E, de repente, todas as nossas idades dividem o mesmo lugar.
A criança que esperava ansiosa pela meia-noite.
O adolescente que queria terminar logo a ceia.
O adulto que agora percebe o esforço invisível por trás de cada prato servido.
E também aqueles que já não ocupam mais uma cadeira.
Porque o Natal tem uma delicadeza que poucas datas têm.
Ele consegue fazer a ausência sentar à mesa sem precisar de um corpo.
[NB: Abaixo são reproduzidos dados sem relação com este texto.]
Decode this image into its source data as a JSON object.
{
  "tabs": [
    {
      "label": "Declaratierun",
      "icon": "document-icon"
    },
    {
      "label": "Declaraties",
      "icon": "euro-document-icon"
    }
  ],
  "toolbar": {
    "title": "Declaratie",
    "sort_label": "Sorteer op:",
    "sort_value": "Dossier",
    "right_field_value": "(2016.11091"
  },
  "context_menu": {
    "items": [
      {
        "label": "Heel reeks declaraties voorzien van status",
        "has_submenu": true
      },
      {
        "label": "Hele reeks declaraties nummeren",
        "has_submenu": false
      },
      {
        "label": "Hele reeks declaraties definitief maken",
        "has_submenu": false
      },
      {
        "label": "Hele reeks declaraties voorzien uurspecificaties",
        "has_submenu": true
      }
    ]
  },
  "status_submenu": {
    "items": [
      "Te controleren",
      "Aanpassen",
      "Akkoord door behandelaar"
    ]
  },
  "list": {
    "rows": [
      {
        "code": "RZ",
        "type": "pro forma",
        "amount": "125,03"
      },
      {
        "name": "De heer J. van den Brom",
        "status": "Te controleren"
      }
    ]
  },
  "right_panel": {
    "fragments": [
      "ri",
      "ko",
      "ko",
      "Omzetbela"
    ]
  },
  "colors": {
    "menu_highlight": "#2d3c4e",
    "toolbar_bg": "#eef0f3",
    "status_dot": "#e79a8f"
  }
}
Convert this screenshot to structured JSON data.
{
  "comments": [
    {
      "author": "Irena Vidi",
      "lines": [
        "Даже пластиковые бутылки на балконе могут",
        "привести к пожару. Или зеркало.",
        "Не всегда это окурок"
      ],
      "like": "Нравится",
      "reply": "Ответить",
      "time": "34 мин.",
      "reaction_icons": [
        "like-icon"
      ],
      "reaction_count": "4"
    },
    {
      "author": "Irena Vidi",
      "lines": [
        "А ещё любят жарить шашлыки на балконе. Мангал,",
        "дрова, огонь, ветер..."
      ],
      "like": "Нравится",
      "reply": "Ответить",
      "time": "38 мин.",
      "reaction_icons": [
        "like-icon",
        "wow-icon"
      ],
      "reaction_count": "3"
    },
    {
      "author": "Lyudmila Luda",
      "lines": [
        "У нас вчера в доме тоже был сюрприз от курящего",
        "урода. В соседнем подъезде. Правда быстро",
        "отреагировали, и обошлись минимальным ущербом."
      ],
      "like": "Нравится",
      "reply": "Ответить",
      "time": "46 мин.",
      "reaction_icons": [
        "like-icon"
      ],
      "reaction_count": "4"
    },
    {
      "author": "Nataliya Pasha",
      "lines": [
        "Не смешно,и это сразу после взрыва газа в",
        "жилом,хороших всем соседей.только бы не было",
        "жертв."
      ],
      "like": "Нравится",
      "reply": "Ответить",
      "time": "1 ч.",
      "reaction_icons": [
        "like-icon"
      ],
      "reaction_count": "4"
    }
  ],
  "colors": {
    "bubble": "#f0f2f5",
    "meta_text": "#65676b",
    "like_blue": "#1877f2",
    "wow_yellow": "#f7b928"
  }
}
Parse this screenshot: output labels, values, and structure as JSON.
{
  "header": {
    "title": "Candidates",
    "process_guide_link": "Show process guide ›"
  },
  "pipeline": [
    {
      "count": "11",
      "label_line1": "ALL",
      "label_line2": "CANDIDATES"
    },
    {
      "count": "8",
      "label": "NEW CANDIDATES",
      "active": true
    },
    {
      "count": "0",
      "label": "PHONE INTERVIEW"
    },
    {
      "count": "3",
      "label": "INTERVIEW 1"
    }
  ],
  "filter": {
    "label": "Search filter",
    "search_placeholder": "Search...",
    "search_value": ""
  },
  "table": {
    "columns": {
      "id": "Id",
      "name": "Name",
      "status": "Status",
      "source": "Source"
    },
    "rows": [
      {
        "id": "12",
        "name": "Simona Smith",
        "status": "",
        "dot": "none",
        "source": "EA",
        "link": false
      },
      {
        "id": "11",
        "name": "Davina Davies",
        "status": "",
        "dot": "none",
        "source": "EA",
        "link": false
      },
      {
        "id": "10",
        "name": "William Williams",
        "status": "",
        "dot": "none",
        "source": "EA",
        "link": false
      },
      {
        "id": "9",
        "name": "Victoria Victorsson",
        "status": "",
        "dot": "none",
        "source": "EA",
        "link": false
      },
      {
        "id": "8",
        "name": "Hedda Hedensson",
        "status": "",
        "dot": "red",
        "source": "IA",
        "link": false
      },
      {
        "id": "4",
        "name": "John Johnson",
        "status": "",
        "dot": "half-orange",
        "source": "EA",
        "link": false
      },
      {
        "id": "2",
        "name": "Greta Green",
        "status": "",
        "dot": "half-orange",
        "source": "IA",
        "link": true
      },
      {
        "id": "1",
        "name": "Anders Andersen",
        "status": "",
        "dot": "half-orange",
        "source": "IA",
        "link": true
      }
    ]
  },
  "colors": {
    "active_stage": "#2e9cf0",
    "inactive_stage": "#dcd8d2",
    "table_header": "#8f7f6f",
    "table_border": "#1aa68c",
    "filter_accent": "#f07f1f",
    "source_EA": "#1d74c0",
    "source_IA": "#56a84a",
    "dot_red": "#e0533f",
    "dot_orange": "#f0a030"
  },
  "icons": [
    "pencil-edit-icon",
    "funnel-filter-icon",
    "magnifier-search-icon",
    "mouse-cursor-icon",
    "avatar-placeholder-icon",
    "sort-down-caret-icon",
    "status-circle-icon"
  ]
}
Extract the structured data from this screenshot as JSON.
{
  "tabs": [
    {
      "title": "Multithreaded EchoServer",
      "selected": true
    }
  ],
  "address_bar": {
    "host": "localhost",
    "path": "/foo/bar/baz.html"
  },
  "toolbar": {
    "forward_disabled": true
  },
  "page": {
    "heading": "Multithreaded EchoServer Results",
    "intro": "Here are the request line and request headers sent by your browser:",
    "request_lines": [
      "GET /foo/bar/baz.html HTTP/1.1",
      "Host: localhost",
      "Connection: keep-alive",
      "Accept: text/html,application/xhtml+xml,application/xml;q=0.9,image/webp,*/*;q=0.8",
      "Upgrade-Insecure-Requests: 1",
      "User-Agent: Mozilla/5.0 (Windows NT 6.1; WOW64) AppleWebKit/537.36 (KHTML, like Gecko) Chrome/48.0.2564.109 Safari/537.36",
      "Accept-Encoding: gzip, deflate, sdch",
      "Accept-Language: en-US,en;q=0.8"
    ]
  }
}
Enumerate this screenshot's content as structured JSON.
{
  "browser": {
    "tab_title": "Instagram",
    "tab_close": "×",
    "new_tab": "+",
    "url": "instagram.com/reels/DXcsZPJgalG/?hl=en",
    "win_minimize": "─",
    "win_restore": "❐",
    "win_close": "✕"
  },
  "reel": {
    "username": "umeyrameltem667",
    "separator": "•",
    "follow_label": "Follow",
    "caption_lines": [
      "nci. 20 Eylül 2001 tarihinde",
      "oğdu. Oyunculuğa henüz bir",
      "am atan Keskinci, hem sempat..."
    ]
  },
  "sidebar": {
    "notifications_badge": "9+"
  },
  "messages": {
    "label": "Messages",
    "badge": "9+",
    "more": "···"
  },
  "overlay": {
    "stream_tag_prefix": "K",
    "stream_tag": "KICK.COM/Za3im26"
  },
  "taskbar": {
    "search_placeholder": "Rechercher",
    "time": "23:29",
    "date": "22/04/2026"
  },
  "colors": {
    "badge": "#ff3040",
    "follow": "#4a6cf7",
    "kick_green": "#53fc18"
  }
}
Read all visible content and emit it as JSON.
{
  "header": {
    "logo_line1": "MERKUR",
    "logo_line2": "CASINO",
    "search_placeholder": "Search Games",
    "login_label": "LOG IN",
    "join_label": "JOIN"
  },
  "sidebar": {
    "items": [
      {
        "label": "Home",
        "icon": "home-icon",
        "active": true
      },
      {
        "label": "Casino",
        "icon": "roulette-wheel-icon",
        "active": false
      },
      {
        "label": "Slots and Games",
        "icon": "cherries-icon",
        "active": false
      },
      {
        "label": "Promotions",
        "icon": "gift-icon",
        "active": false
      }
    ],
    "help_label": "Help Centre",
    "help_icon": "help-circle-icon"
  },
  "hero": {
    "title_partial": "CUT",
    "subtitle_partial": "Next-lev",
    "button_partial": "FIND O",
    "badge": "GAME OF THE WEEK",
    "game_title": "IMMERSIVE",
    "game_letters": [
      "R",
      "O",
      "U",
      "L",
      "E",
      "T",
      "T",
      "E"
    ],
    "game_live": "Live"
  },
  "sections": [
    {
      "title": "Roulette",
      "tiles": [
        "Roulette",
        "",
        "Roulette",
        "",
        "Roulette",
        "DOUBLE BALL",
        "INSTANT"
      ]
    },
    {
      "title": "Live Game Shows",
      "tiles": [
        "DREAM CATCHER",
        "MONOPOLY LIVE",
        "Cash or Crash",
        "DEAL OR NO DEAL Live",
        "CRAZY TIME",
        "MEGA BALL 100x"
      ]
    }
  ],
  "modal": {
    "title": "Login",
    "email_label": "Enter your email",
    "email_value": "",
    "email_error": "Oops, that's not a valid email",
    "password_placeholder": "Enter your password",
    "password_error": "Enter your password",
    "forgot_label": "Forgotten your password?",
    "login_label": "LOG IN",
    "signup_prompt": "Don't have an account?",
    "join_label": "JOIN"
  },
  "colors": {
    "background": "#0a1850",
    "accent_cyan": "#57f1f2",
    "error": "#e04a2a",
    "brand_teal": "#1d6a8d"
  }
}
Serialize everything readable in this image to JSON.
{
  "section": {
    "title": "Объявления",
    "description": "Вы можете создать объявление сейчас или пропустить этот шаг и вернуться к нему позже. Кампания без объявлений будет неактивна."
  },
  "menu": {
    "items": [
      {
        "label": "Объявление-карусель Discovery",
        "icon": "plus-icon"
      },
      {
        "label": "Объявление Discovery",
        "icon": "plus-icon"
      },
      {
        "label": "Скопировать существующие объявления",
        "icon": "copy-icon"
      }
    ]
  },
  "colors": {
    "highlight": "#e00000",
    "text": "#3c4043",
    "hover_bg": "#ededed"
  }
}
Há sempre um nome que ninguém pronuncia imediatamente.
Um riso que a memória insiste em reproduzir.
Uma cadeira que continua sendo olhada por instinto.
Um prato que, por um segundo, parece ter sido posto para quem já não volta.
Talvez seja por isso que o Natal nunca seja apenas alegria.
Ele é feito de luz e de sombra.
De encontro e de saudade.
De gratidão e de silêncio.
Eu dividiria essa noite porque ela revela quem somos quando baixamos a guarda.
Quando deixamos de correr.
Quando percebemos que a vida não é medida pelos presentes embaixo da árvore, mas pelas pessoas que ainda podemos abraçar ao redor dela.
Dividir o Natal é muito mais do que dividir uma ceia.
É permitir que alguém entre na geografia da nossa memória.
É apresentar os cheiros que nos criaram.
As receitas que nunca precisaram de medidas exatas porque eram feitas de afeto.
As histórias repetidas que ninguém interrompe porque, no fundo, cada repetição é uma maneira de impedir que o passado desapareça.
É mostrar a alguém como a minha família ri.
Como faz oração.
Como agradece.
Como ama.
Até nas imperfeições.
Porque toda família é um idioma.
E deixar alguém ouvir esse idioma é uma das formas mais profundas de confiança.
É dizer:
"Antes de você existir na minha história, existiam essas pessoas, esses rituais, essas memórias. E agora eu quero que você faça parte delas."
Eu dividiria o momento em que as luzes da árvore ficam acesas enquanto a casa, aos poucos, vai silenciando.
Quando os pratos já foram lavados.
Quando os presentes perderam a importância.
Quando sobra apenas aquela sensação estranha de plenitude misturada com nostalgia.
Como se o coração soubesse que a felicidade sempre carrega um pouco de saudade.
Porque talvez crescer seja exatamente isso:
descobrir que o maior presente nunca esteve debaixo da árvore.
Sempre esteve ao redor dela.
E talvez amar alguém seja um dia desejar que essa pessoa esteja ali no próximo Natal.
E no outro.
E no outro.
Até que ela deixe de ser visita.
E passe a ser lembrança quando alguém contar, anos depois, como eram as noites de dezembro.
Porque dividir a noite de Natal não é apenas abrir um lugar à mesa.
É abrir um lugar naquilo que temos de mais íntimo:
a nossa história.
É dizer, sem precisar dizer:
"Daqui para frente, quando eu lembrar dos meus Natais, eu quero que você exista dentro dessa lembrança."